A spokesman for Indonesia's attorney-general's office said Bashir would soon be transferred from police custody at Jakarta Police Headquarters and placed under the jurisdiction of the attorney.
"Our prosecutors are now drafting charges against Bashir while waiting for the police to hand him over to us," Kemas Yahya Rahman told the Jakarta Post.
"Usually by this stage, we will bring a suspect to court within a month."
Bashir's lawyer Adnan Wirawan said the legal team had yet to be formally advised when the trial, which could end in the death penalty for the 65-year-old, will begin.
"It will be held soon in the South Jakarta district court," he said.
Kemas refused to say what charges the prosecutors would present against Bashir, who has been accused of links to terrorist attacks across Indonesia since 1999, including the Bali bombings and the attack on the Marriott Hotel in Jakarta, which together killed 214 people.
But investigators are expected to base their case on evidence from jailed JI members in Indonesia and overseas to prove Bashir was the emir, or leader, or JI.
Some of that evidence would include a report from JI's secret "military academy" in the southern Philippines sent to Bashir along with a letter from the training camp governor Hafid Ibrahim al Mustofa, alias Abu Tolud.

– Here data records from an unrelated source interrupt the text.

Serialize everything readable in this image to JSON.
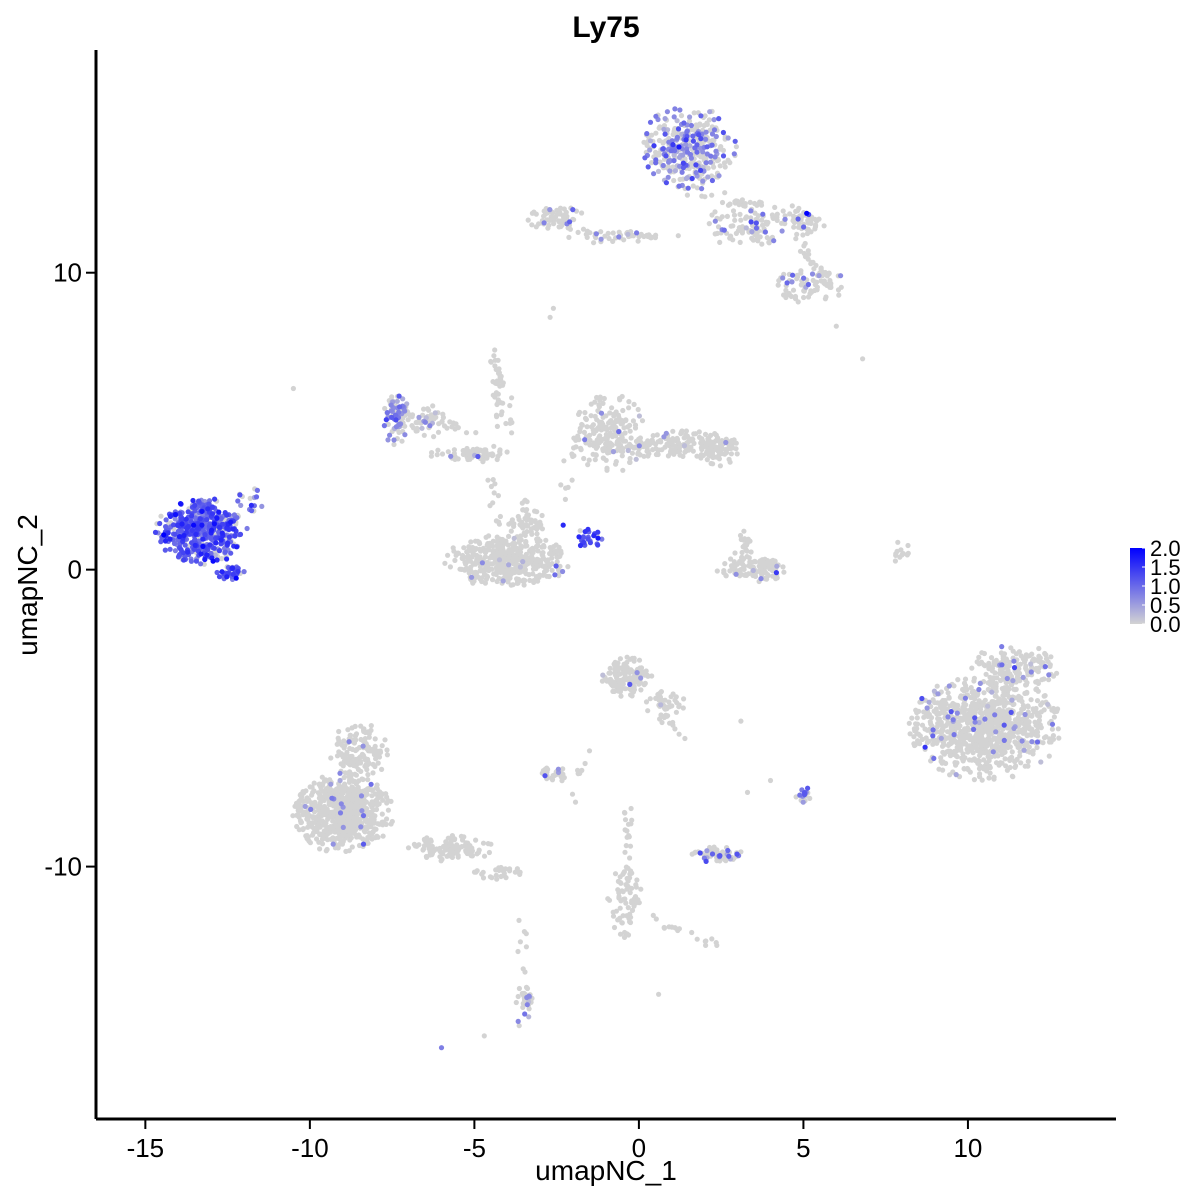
{
  "chart_data": {
    "type": "scatter",
    "title": "Ly75",
    "xlabel": "umapNC_1",
    "ylabel": "umapNC_2",
    "xlim": [
      -16.5,
      14.5
    ],
    "ylim": [
      -18.5,
      17.5
    ],
    "x_ticks": [
      -15,
      -10,
      -5,
      0,
      5,
      10
    ],
    "x_tick_labels": [
      "-15",
      "-10",
      "-5",
      "0",
      "5",
      "10"
    ],
    "y_ticks": [
      10,
      0,
      -10
    ],
    "y_tick_labels": [
      "10",
      "0",
      "-10"
    ],
    "grid": false,
    "point_color_low": "#d3d3d3",
    "point_color_high": "#0000ff",
    "legend": {
      "position": "right",
      "min": 0.0,
      "max": 2.0,
      "ticks": [
        2.0,
        1.5,
        1.0,
        0.5,
        0.0
      ],
      "tick_labels": [
        "2.0",
        "1.5",
        "1.0",
        "0.5",
        "0.0"
      ]
    },
    "clusters": [
      {
        "cx": -13.3,
        "cy": 1.3,
        "rx": 1.25,
        "ry": 1.0,
        "n": 520,
        "expr_frac": 0.85,
        "expr_mean": 1.1
      },
      {
        "cx": -12.4,
        "cy": -0.1,
        "rx": 0.4,
        "ry": 0.25,
        "n": 35,
        "expr_frac": 0.85,
        "expr_mean": 1.2
      },
      {
        "cx": -11.8,
        "cy": 2.3,
        "rx": 0.4,
        "ry": 0.4,
        "n": 16,
        "expr_frac": 0.7,
        "expr_mean": 1.0
      },
      {
        "cx": -7.4,
        "cy": 5.2,
        "rx": 0.35,
        "ry": 0.9,
        "n": 70,
        "expr_frac": 0.6,
        "expr_mean": 0.7
      },
      {
        "cx": -6.6,
        "cy": 5.0,
        "rx": 0.9,
        "ry": 0.5,
        "n": 60,
        "expr_frac": 0.1,
        "expr_mean": 0.5
      },
      {
        "cx": -5.0,
        "cy": 3.9,
        "rx": 1.3,
        "ry": 0.25,
        "n": 70,
        "expr_frac": 0.02,
        "expr_mean": 0.5
      },
      {
        "cx": -4.3,
        "cy": 6.0,
        "rx": 0.15,
        "ry": 1.1,
        "n": 25,
        "expr_frac": 0.0,
        "expr_mean": 0.5
      },
      {
        "cx": -4.0,
        "cy": 0.3,
        "rx": 1.7,
        "ry": 0.8,
        "n": 440,
        "expr_frac": 0.02,
        "expr_mean": 0.5
      },
      {
        "cx": -3.4,
        "cy": 1.6,
        "rx": 0.5,
        "ry": 0.7,
        "n": 55,
        "expr_frac": 0.0,
        "expr_mean": 0.5
      },
      {
        "cx": -1.6,
        "cy": 1.0,
        "rx": 0.5,
        "ry": 0.35,
        "n": 25,
        "expr_frac": 0.9,
        "expr_mean": 1.4
      },
      {
        "cx": -0.9,
        "cy": 4.6,
        "rx": 1.0,
        "ry": 1.2,
        "n": 200,
        "expr_frac": 0.04,
        "expr_mean": 0.6
      },
      {
        "cx": 1.2,
        "cy": 4.2,
        "rx": 1.6,
        "ry": 0.45,
        "n": 170,
        "expr_frac": 0.03,
        "expr_mean": 0.6
      },
      {
        "cx": 2.4,
        "cy": 4.0,
        "rx": 0.6,
        "ry": 0.5,
        "n": 60,
        "expr_frac": 0.0,
        "expr_mean": 0.5
      },
      {
        "cx": 1.5,
        "cy": 14.2,
        "rx": 1.3,
        "ry": 1.3,
        "n": 360,
        "expr_frac": 0.45,
        "expr_mean": 0.75
      },
      {
        "cx": 3.3,
        "cy": 11.6,
        "rx": 1.2,
        "ry": 0.7,
        "n": 100,
        "expr_frac": 0.08,
        "expr_mean": 0.8
      },
      {
        "cx": 5.0,
        "cy": 11.7,
        "rx": 0.6,
        "ry": 0.4,
        "n": 40,
        "expr_frac": 0.1,
        "expr_mean": 1.0
      },
      {
        "cx": 5.2,
        "cy": 9.6,
        "rx": 1.0,
        "ry": 0.55,
        "n": 80,
        "expr_frac": 0.1,
        "expr_mean": 0.8
      },
      {
        "cx": -2.5,
        "cy": 11.8,
        "rx": 0.8,
        "ry": 0.4,
        "n": 70,
        "expr_frac": 0.05,
        "expr_mean": 0.7
      },
      {
        "cx": -0.8,
        "cy": 11.2,
        "rx": 1.0,
        "ry": 0.25,
        "n": 25,
        "expr_frac": 0.3,
        "expr_mean": 0.8
      },
      {
        "cx": 3.5,
        "cy": 0.0,
        "rx": 1.0,
        "ry": 0.45,
        "n": 120,
        "expr_frac": 0.03,
        "expr_mean": 0.7
      },
      {
        "cx": 3.2,
        "cy": 0.8,
        "rx": 0.3,
        "ry": 0.6,
        "n": 20,
        "expr_frac": 0.1,
        "expr_mean": 0.6
      },
      {
        "cx": 10.5,
        "cy": -5.3,
        "rx": 2.1,
        "ry": 1.6,
        "n": 900,
        "expr_frac": 0.06,
        "expr_mean": 0.8
      },
      {
        "cx": 11.4,
        "cy": -3.3,
        "rx": 1.2,
        "ry": 0.7,
        "n": 160,
        "expr_frac": 0.05,
        "expr_mean": 0.8
      },
      {
        "cx": -0.4,
        "cy": -3.6,
        "rx": 0.7,
        "ry": 0.6,
        "n": 140,
        "expr_frac": 0.02,
        "expr_mean": 0.6
      },
      {
        "cx": 0.8,
        "cy": -4.5,
        "rx": 0.6,
        "ry": 0.4,
        "n": 40,
        "expr_frac": 0.05,
        "expr_mean": 0.6
      },
      {
        "cx": -2.6,
        "cy": -6.9,
        "rx": 0.4,
        "ry": 0.25,
        "n": 30,
        "expr_frac": 0.15,
        "expr_mean": 0.7
      },
      {
        "cx": 2.4,
        "cy": -9.6,
        "rx": 0.7,
        "ry": 0.25,
        "n": 60,
        "expr_frac": 0.25,
        "expr_mean": 0.8
      },
      {
        "cx": 5.0,
        "cy": -7.6,
        "rx": 0.3,
        "ry": 0.3,
        "n": 15,
        "expr_frac": 0.3,
        "expr_mean": 0.9
      },
      {
        "cx": -9.0,
        "cy": -8.2,
        "rx": 1.4,
        "ry": 1.2,
        "n": 650,
        "expr_frac": 0.02,
        "expr_mean": 0.6
      },
      {
        "cx": -8.5,
        "cy": -6.2,
        "rx": 0.8,
        "ry": 1.0,
        "n": 140,
        "expr_frac": 0.02,
        "expr_mean": 0.6
      },
      {
        "cx": -5.7,
        "cy": -9.4,
        "rx": 1.2,
        "ry": 0.4,
        "n": 110,
        "expr_frac": 0.0,
        "expr_mean": 0.6
      },
      {
        "cx": -4.3,
        "cy": -10.2,
        "rx": 0.7,
        "ry": 0.2,
        "n": 30,
        "expr_frac": 0.0,
        "expr_mean": 0.6
      },
      {
        "cx": -0.4,
        "cy": -11.2,
        "rx": 0.5,
        "ry": 1.3,
        "n": 55,
        "expr_frac": 0.03,
        "expr_mean": 0.7
      },
      {
        "cx": -3.5,
        "cy": -14.6,
        "rx": 0.3,
        "ry": 0.8,
        "n": 30,
        "expr_frac": 0.25,
        "expr_mean": 0.6
      },
      {
        "cx": 8.0,
        "cy": 0.5,
        "rx": 0.2,
        "ry": 0.6,
        "n": 12,
        "expr_frac": 0.0,
        "expr_mean": 0.5
      }
    ],
    "lines": [
      {
        "x0": 1.3,
        "y0": 12.8,
        "x1": 5.2,
        "y1": 11.9,
        "n": 35
      },
      {
        "x0": 4.7,
        "y0": 11.3,
        "x1": 5.6,
        "y1": 9.8,
        "n": 20
      },
      {
        "x0": -2.2,
        "y0": 11.3,
        "x1": 1.2,
        "y1": 11.2,
        "n": 25
      },
      {
        "x0": -4.5,
        "y0": 7.4,
        "x1": -3.8,
        "y1": 4.5,
        "n": 20
      },
      {
        "x0": -4.5,
        "y0": 3.3,
        "x1": -4.3,
        "y1": 1.5,
        "n": 12
      },
      {
        "x0": -2.2,
        "y0": 2.5,
        "x1": -2.0,
        "y1": 4.3,
        "n": 10
      },
      {
        "x0": -0.3,
        "y0": -8.0,
        "x1": -0.3,
        "y1": -12.0,
        "n": 30
      },
      {
        "x0": 0.3,
        "y0": -11.7,
        "x1": 2.4,
        "y1": -12.6,
        "n": 18
      },
      {
        "x0": -2.0,
        "y0": -7.7,
        "x1": -1.6,
        "y1": -6.0,
        "n": 8
      },
      {
        "x0": -3.5,
        "y0": -11.7,
        "x1": -3.5,
        "y1": -13.8,
        "n": 8
      },
      {
        "x0": 0.7,
        "y0": -4.8,
        "x1": 1.3,
        "y1": -5.6,
        "n": 10
      },
      {
        "x0": -5.0,
        "y0": 4.4,
        "x1": -6.0,
        "y1": 5.3,
        "n": 10
      }
    ],
    "singletons": [
      {
        "x": -10.5,
        "y": 6.1,
        "v": 0.0
      },
      {
        "x": -2.7,
        "y": 8.5,
        "v": 0.0
      },
      {
        "x": -2.6,
        "y": 8.8,
        "v": 0.0
      },
      {
        "x": 6.0,
        "y": 8.2,
        "v": 0.0
      },
      {
        "x": 6.8,
        "y": 7.1,
        "v": 0.0
      },
      {
        "x": -6.0,
        "y": -16.1,
        "v": 0.8
      },
      {
        "x": -4.7,
        "y": -15.7,
        "v": 0.0
      },
      {
        "x": 0.6,
        "y": -14.3,
        "v": 0.0
      },
      {
        "x": 3.1,
        "y": -5.1,
        "v": 0.0
      },
      {
        "x": 3.1,
        "y": -9.5,
        "v": 0.0
      },
      {
        "x": 3.3,
        "y": -7.5,
        "v": 0.0
      },
      {
        "x": 4.0,
        "y": -7.1,
        "v": 0.0
      },
      {
        "x": 5.1,
        "y": 12.0,
        "v": 2.0
      },
      {
        "x": -2.3,
        "y": 1.5,
        "v": 1.6
      }
    ]
  }
}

Other documents allege Bashir inducted JI militants at a passing out parade at the Hudaibiyah camp in the Philippines in April 2000.
Police named Bashir as terrorist suspect on April 16 and charged him under four sections of the anti-terrorism laws related to planning, aiding and perpetrating terrorist attacks.
A previous attempt to convict him last year failed amid allegations of police blunders.
Instead, he was sentenced to prison for minor immigration offences and document forgery.
Bashir was rearrested in April after serving 18 months in jail, triggering riots among his supporters and clashes with police.
Bashir has always denied links to terrorism and claims he is being victimised because he campaigns for Islamic law in Indonesia.
He has accused Indonesia's government of bowing to pressure from the United States and Australia for a new trial.
Source: The Age.
Ps: Amatlah dikesali, demi tekanan antarabangsa atas nama "memerangi gerakan keganasan" (spell memerangi gerakan Islamiah)... dai'e yang seorang ni juga menjadi yang scapegoat.